Test Your Food-Handling IQ

By Living, Shamona Harnett Healthy | Winnipeg Free Press, July 3, 2012 | Go to article overview

Test Your Food-Handling IQ


Living, Shamona Harnett Healthy, Winnipeg Free Press


Before you make your next summertime meal, take this quiz

You're always washing your hands and your kitchen is spotless.

Even if you take great pride in ensuring the food you prepare is safe, chances are you may be committing a few gaffes, according to Health Canada, which estimates that 11 million to 13 million Canadians are struck with food poisoning every year.

Food safety specialists agree the chances of ingesting food-bourne pathogens goes up when temperatures soar and outdoor grilling (and eating) become commonplace.

Want to test your food-handling savvy? Before you prepare your next summertime meal, take our quiz:

1. You're hosting a backyard barbecue and one of your guests wants his hamburger medium rare. You:

A. Comply. (You make sure the burger is well browned on the outside, but juicy and a just a hint of pink on the inside).

B. Only comply if you're working with fresh, quality beef that you ground yourself that day.

C. Tell him that you don't want to make him sick and proceed to cook the burger until it reaches an internal temperature of 160 F.

2. You don't want to cross-contaminate your food, so you're always sure to disinfect your wood cutting board. To do so, you clean the board with:

A. White vinegar.

B. The dishwasher.

C. Soap, water and bleach.

3. The best way to thaw frozen, raw meat is to:

A. Leave it on the counter for several hours, ensuring that your kitchen is cool and dry.

B. Put it in the fridge.

C. Place it in a sink filled with hot water that you change often.

4. You know that chicken can harbour salmonella. To make sure your chicken breasts and legs are cooked properly, you:

A. Check that there's no pink inside.

B. Cook to an internal temperature of 165 F.

C. Cook to an internal temperature of 185 F.

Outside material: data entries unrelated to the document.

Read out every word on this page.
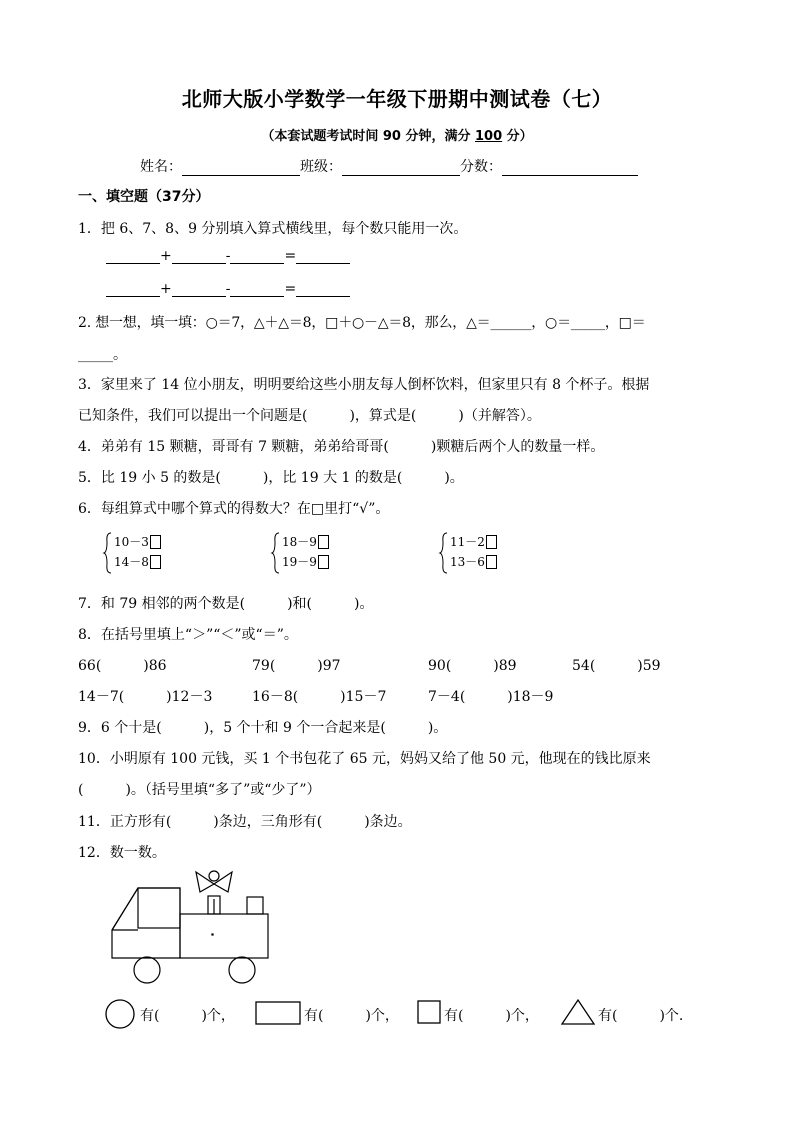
北师大版小学数学一年级下册期中测试卷（七）
（本套试题考试时间 90 分钟，满分 100 分）
姓名：	班级：	分数：
一、填空题（37分）
1．把 6、7、8、9 分别填入算式横线里，每个数只能用一次。
+	-	=
+	-	=
2. 想一想，填一填：○＝7，△＋△＝8，□＋○－△＝8，那么，△＝______，○＝_____，□＝
_____。
3．家里来了 14 位小朋友，明明要给这些小朋友每人倒杯饮料，但家里只有 8 个杯子。根据
已知条件，我们可以提出一个问题是(　　　)，算式是(　　　)（并解答）。
4．弟弟有 15 颗糖，哥哥有 7 颗糖，弟弟给哥哥(　　　)颗糖后两个人的数量一样。
5．比 19 小 5 的数是(　　　)，比 19 大 1 的数是(　　　)。
6．每组算式中哪个算式的得数大？在□里打“√”。
10－3
14－8
18－9
19－9
11－2
13－6
7．和 79 相邻的两个数是(　　　)和(　　　)。
8．在括号里填上“＞”“＜”或“＝”。
66(　　　)86	79(　　　)97	90(　　　)89	54(　　　)59
14－7(　　　)12－3	16－8(　　　)15－7	7－4(　　　)18－9
9．6 个十是(　　　)，5 个十和 9 个一合起来是(　　　)。
10．小明原有 100 元钱，买 1 个书包花了 65 元，妈妈又给了他 50 元，他现在的钱比原来
(　　　)。（括号里填“多了”或“少了”）
11．正方形有(　　　)条边，三角形有(　　　)条边。
12．数一数。
有(　　　)个，	有(　　　)个，	有(　　　)个，	有(　　　)个.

5. You grilled some vegetables last night and accidently left them on the counter overnight. You're debating about whether to eat them today. Here's what crosses your mind:

A. You won't risk it. You've heard that dangerous pathogens can grow on all foods, even if they are cooked and plant-based.

B. You'll be safe dining on the left-out veggies. (After all, they are cooked as well as meat and dairy free).

C. The veggies still smell fresh, so they'll be safe to eat .

Have an interesting story you'd like Shamona to write about? Contact her at Shamona.harnett@freepress.mb.ca

ANSWERS:

1. C is correct, to the dismay of some foodies. It's relatively safe to eat a properly cooked medium-rare steak. Ground beef is different. Any existing E. coli on the beef is pressed through the meat once it's ground. A rare burger could still harbour some nasty bacteria in its centre. That's why the Canadian Food Inspection Agency (CFIA) recommends cooking hamburgers to an internal temperature of 160 F. That's a temperature proven to destroy E. coli., a bacteria that causes diarrhea, vomiting and fever. At its worst, it can kill.

It's true that the longer ground beef sits around, the more likely any existing E. coli will multiply. Freshly ground beef cooked right away could harbour less E. coli.

This bacteria is naturally found in the intestines of cows and other animals. During the slaughtering process, some E.